How to get past the Protector:
- Address his or her needs first. Before trying to get to the decision-maker’s problem, first figure out what the Protector needs to put down the weapons and see why you should go through the gate.
- Make it personal. I’m not talking about bringing their family life into the conversation—quite the contrary. Through your questions, take the Protector to a place where they realize a personal impact of not letting you through the gate—missed opportunity, unsolved problems, etc.
- Discuss the company’s strategic plan and goals. Ask questions that will (psychologically) put the Protector in the boss’ office answering the boss’ tough questions about why the goals are unmet. Then gently bring the Protector to see that you could be sitting there in the office with them (at least figuratively) or how working with you could prevent such a conversation altogether.
- Make them look good.
The Filter (aka “The Fire-Breathing Dragon”): the Filter is typically an electronic gatekeeper—a proposal submission tool or property registration web site.
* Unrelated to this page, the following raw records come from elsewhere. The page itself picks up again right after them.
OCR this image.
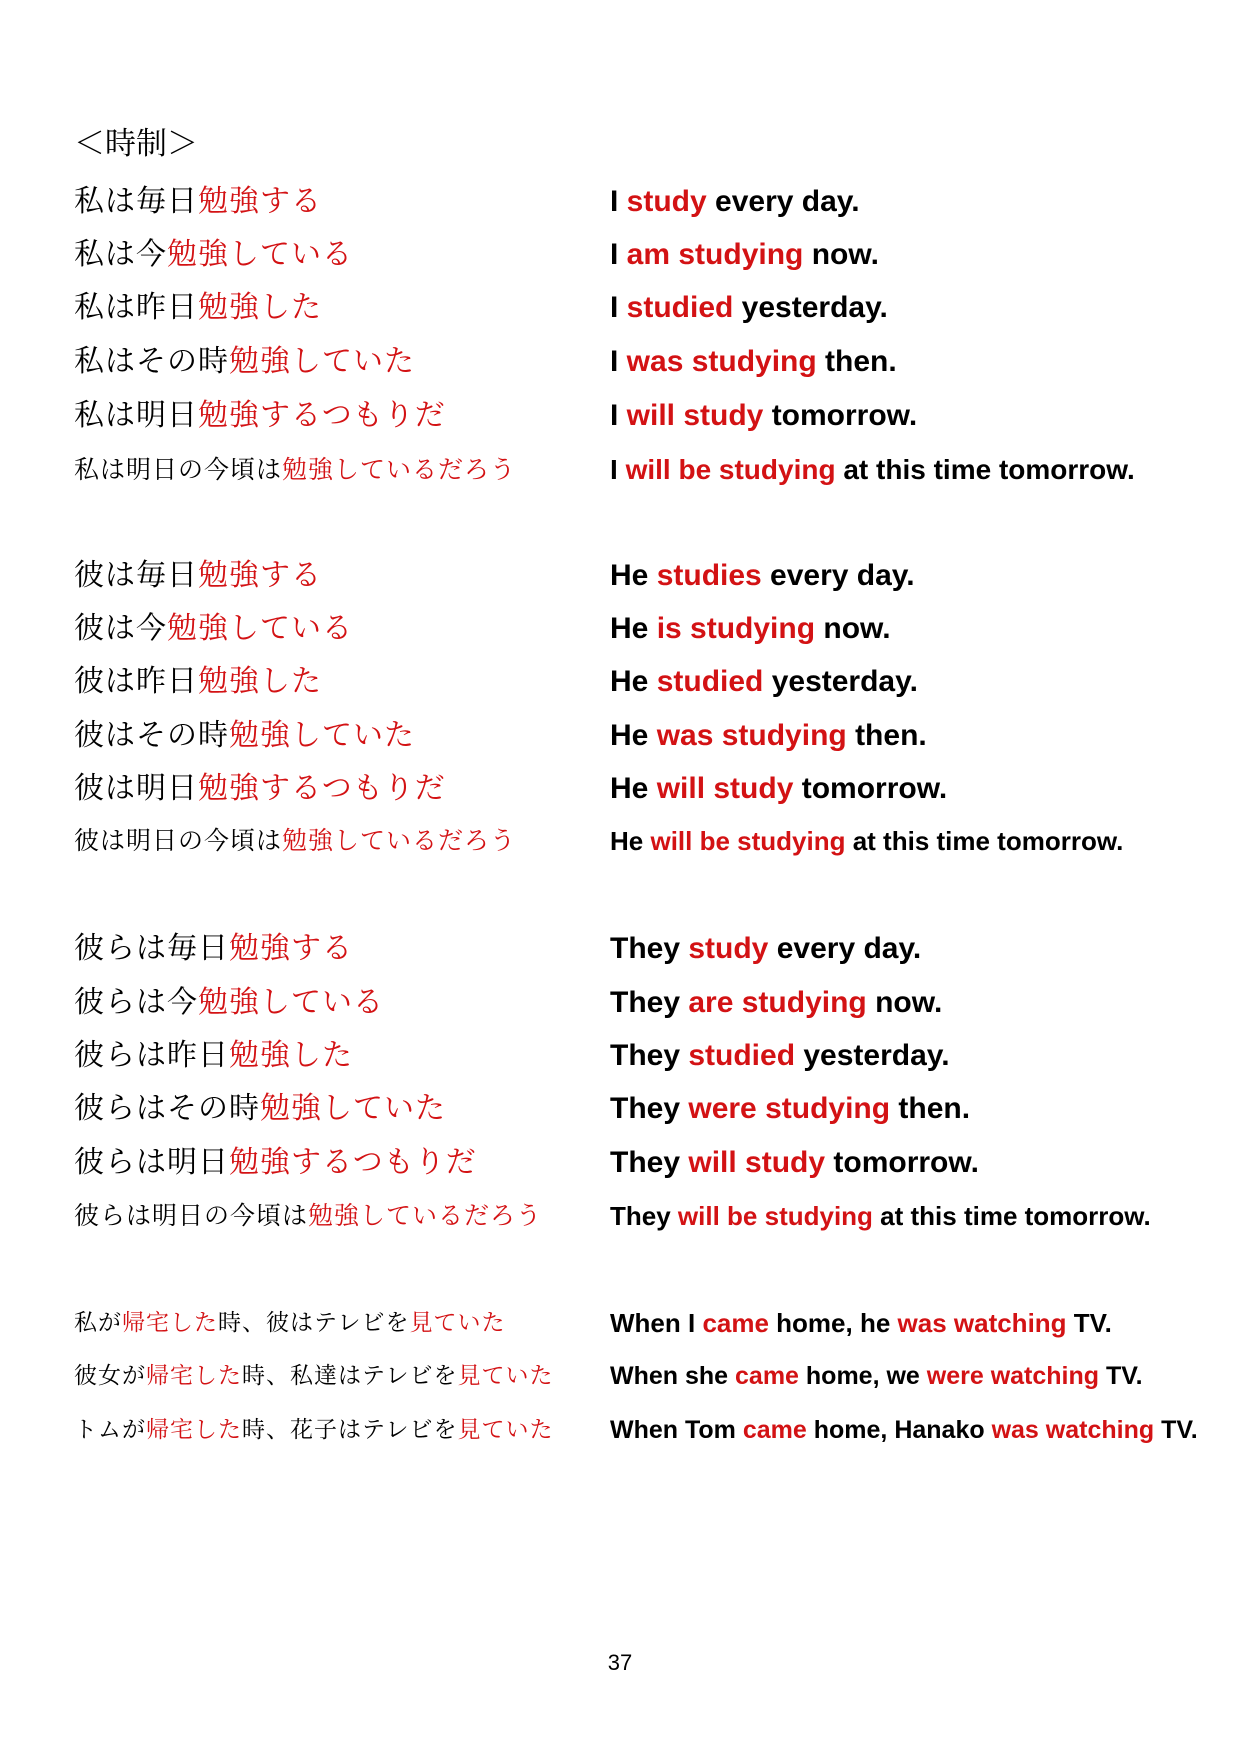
＜時制＞
私は毎日勉強する	I study every day.
私は今勉強している	I am studying now.
私は昨日勉強した	I studied yesterday.
私はその時勉強していた	I was studying then.
私は明日勉強するつもりだ	I will study tomorrow.
私は明日の今頃は勉強しているだろう	I will be studying at this time tomorrow.
彼は毎日勉強する	He studies every day.
彼は今勉強している	He is studying now.
彼は昨日勉強した	He studied yesterday.
彼はその時勉強していた	He was studying then.
彼は明日勉強するつもりだ	He will study tomorrow.
彼は明日の今頃は勉強しているだろう	He will be studying at this time tomorrow.
彼らは毎日勉強する	They study every day.
彼らは今勉強している	They are studying now.
彼らは昨日勉強した	They studied yesterday.
彼らはその時勉強していた	They were studying then.
彼らは明日勉強するつもりだ	They will study tomorrow.
彼らは明日の今頃は勉強しているだろう	They will be studying at this time tomorrow.
私が帰宅した時、彼はテレビを見ていた	When I came home, he was watching TV.
彼女が帰宅した時、私達はテレビを見ていた When she came home, we were watching TV.
トムが帰宅した時、花子はテレビを見ていた When Tom came home, Hanako was watching TV.
37
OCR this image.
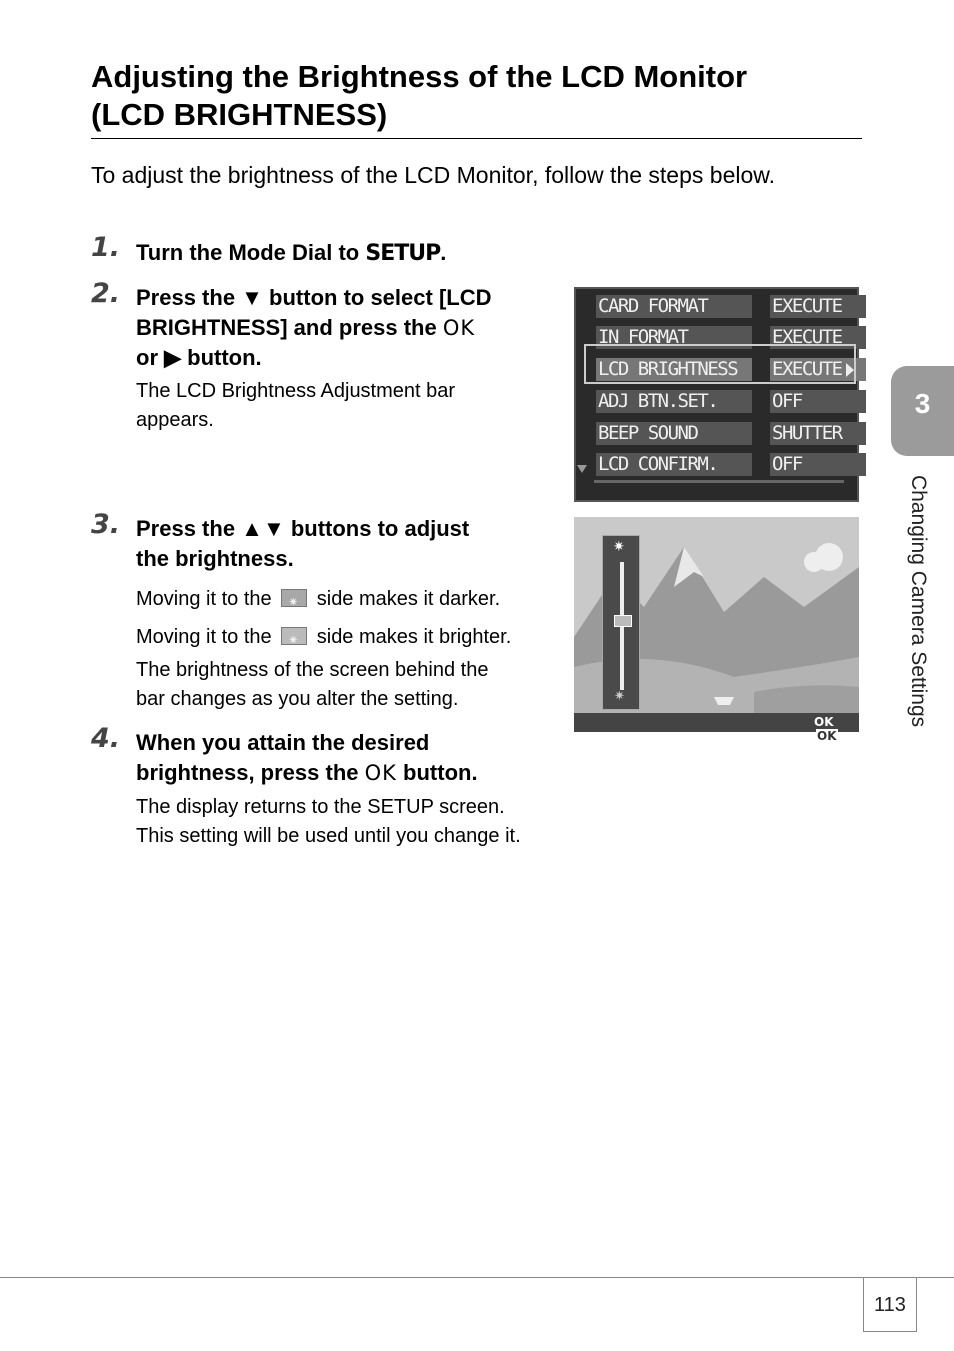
Adjusting the Brightness of the LCD Monitor
(LCD BRIGHTNESS)
To adjust the brightness of the LCD Monitor, follow the steps below.
1. Turn the Mode Dial to SETUP.
2. Press the ▼ button to select [LCD
BRIGHTNESS] and press the OK
or ▶ button.
The LCD Brightness Adjustment bar
appears.
CARD FORMAT	EXECUTE
IN FORMAT	EXECUTE
LCD BRIGHTNESS	EXECUTE
ADJ BTN.SET.	OFF
BEEP SOUND	SHUTTER
LCD CONFIRM.	OFF
3. Press the ▲▼ buttons to adjust
the brightness.
Moving it to the ✷ side makes it darker.
Moving it to the ✷ side makes it brighter.
The brightness of the screen behind the
bar changes as you alter the setting.
✷
✷
OK OK
4. When you attain the desired
brightness, press the OK button.
The display returns to the SETUP screen.
This setting will be used until you change it.
3
Changing Camera Settings
113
How to get past the Filter:
- Typically, you don’t actually get around the Filter unless the company approaches you. You need to suck it up and answer the questions. If you can’t answer them, the prospect is probably not a good fit for you anyway.
- Answer their questions with your answers. Give the sponsor the information it wants, while working in the information it needs to hear to recognize your opportunity as a good one. Take a page out of the media training handbook and make sure you get across the important points about your solution for the sponsor, rather than only passively asking their questions.
- Follow all the rules, and then follow up. After you’ve done everything right and by the sponsor’s book, follow up on the submission.
- Tell the truth.
The Substitute (aka “The Moat”): the Substitute is typically another department or area of the company—could be advertising or sales, company foundation, community affairs or other places where you might find some dollars, but are not the right decision-maker for your opportunity. It also may be an advertising or media agency.
How to get past the Substitute:
- Determine whether the Substitute is really just another version of the Filter put in place to weed out or deal with opportunities. If so, see the Filter tactics above.
- If the Substitute is where you landed because you were pigeonholed into a certain type of opportunity or evaluation—for instance, non-profits often are sent to community affairs, sports and entertainment events are often sent straight to the agency for media valuation—you need to work on both branding yourself and educating the Substitute. Make sure your materials are as professional and buttoned-up as possible (I’m talking information, not graphics), use testimonials and case studies to demonstrate how you’re different from everyone else they see, and still point out where your opportunity could be a complement to their efforts if they brought in the decision-maker you seek.
- Be transparent and work your angles.